Cooper, If Im not mistaken they will showing themselves the last weekend of May here in NE MI. The way this year is going it might be July, tired of the cold!


----------



## Oldgrandman (Nov 16, 2004)

They are usually in full bloom up North (NLP) by the first or second week in May and last a while. It could be later over the bridge but I frequent the areas you described yearly, and often. But some areas may vary in timing.
I do believe it may well be later up there this year. I transplanted some from some private stock last year and hope to bet em going in my yard this year. Nothing here yet.


----------



## CAPT HEAVY (Nov 4, 2002)

Those Morels in your avatar look tasty!


----------



## Oldgrandman (Nov 16, 2004)

CAPT HEAVY said:


> Those Morels in your avatar look tasty!


Yummy as #&!!


----------



## Talkeetna (Apr 11, 2009)

We see em in the woods' off the Old Indian Trail in Honor around the 1st week of May! The trilium is a love-ly flower! 

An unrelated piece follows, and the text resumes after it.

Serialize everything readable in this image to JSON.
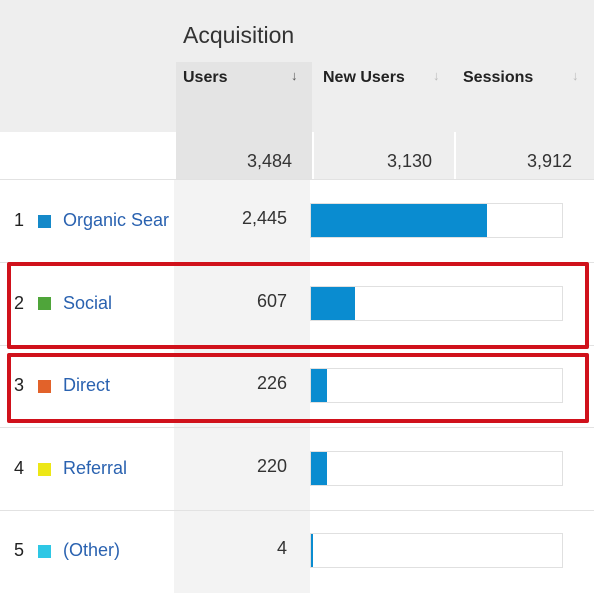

Be care-ful, I got a TICK walking throug their last MAY! They left the dog a-lone and I got one on my neck!:yikes:


----------



## cooper14 (Oct 22, 2008)

Thanks for the info.


----------



## cooper14 (Oct 22, 2008)

I've seen some blooming in the Flint area. How about north of here?


----------



## Rencoho (Oct 18, 2000)

Was up at my camp near Mesick this past weekend and trilliums were in full bloom.


----------



## Fishndude (Feb 22, 2003)

Mine are blooming in the Detroit area, and I saw some blooming near Oscoda 10 days ago.


----------



## Molson (Apr 18, 2003)

they broke ground in the Au Sable River area this past week


----------



## Northbay (Jun 25, 2002)

Wife and I went for a ride on Sunday and saw them all over around Mackinaw City.


----------



## Oldgrandman (Nov 16, 2004)

My transplants came up, one flowered and one did not. Got some more from a friends place to plant.


----------



## RoadKillCafe (Sep 24, 2007)

They're all over the woods around my house.


----------



## Gina Fox (Nov 4, 2007)

cooper14 said:


> When do Trillium bloom in the Traverse City/Grayling area and north of there? The wife would like to get some good photos.


I saw some last weekend in the NWLP


----------